Open that wine you’ve been saving
There really is nothing more romantic than opening a bottle of wine you’ve been saving for something special, and enjoying it together.
Doing so from the comforts of your home, garden or balcony means you can savour every sip without worrying about driving or taxis.
We all love a beautiful bloom on the day of blossoming romance, but who said they had to be roses?
Pick a variety that’s not so synonymous with Valentine’s Day, and even better if you can support local growers at a flower market.
Invite friends over
For the cynics among us, remember: misery loves company.
Invite some friends over to a potluck evening and regale tragic stories of awful Valentine’s and bad relationships of the past together.
Lose yourself in art
Visiting a local free or low-cost museum or gallery is one of the best ways to understand how love has been celebrated through the ages.
The pieces offer great talking points and with research showing that museums make us more empathetic, that in turn can make us better partners.
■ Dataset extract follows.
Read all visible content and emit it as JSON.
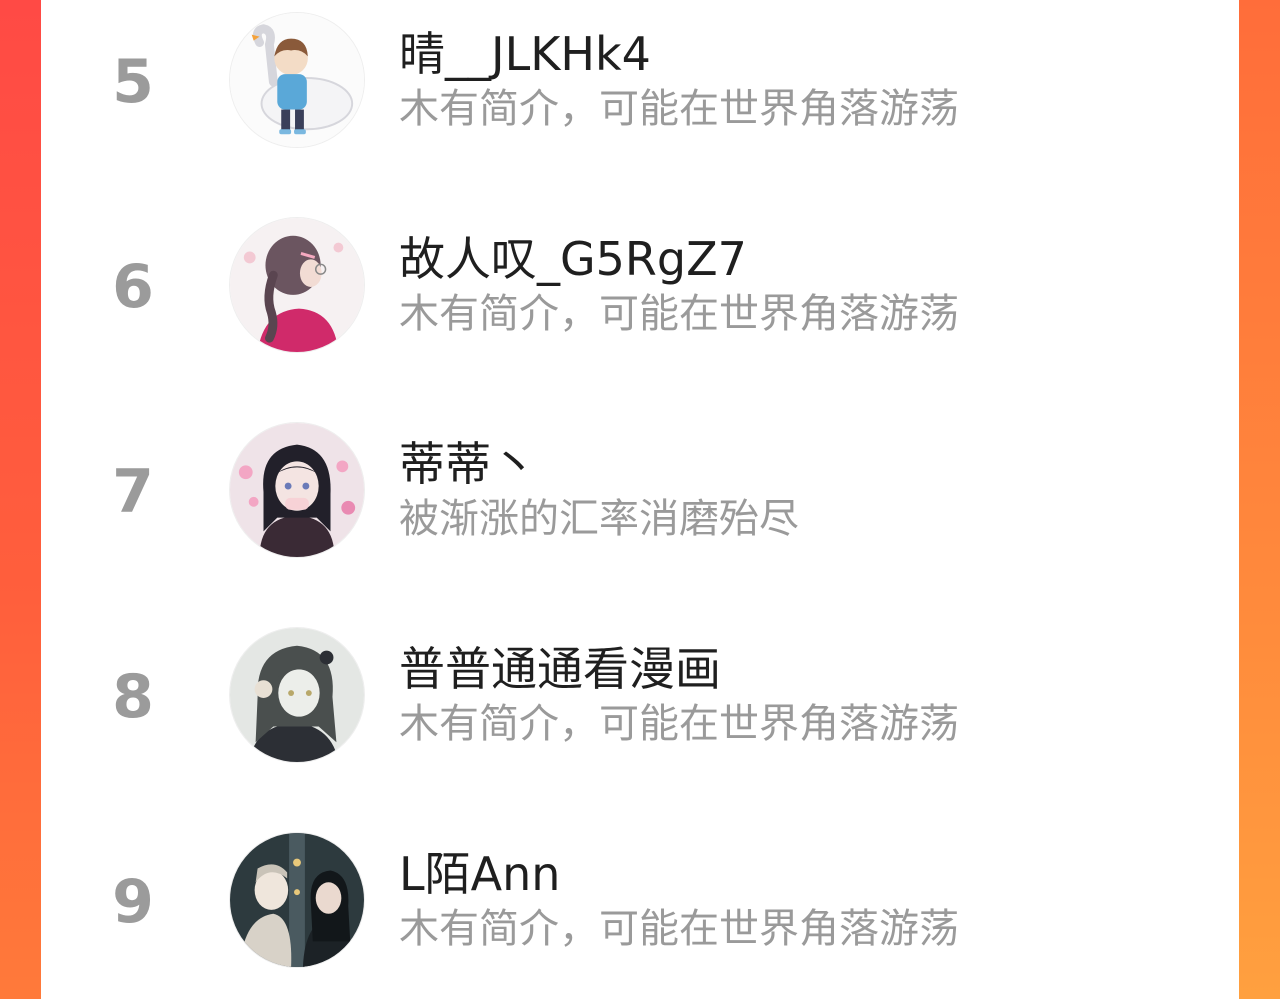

If you’re celebrating singledom, or your loved one won’t be around on February 14, use it as a day to do what you love, whatever that looks like for you.
Self-care is on par with self-love, and that’s really what Valentine’s should be about.
Being big on thought and low on budget is entirely possible if you’re tired of the usual trope of buying your way into the love club.
All it takes is a little planning, an open heart – and a closed wallet.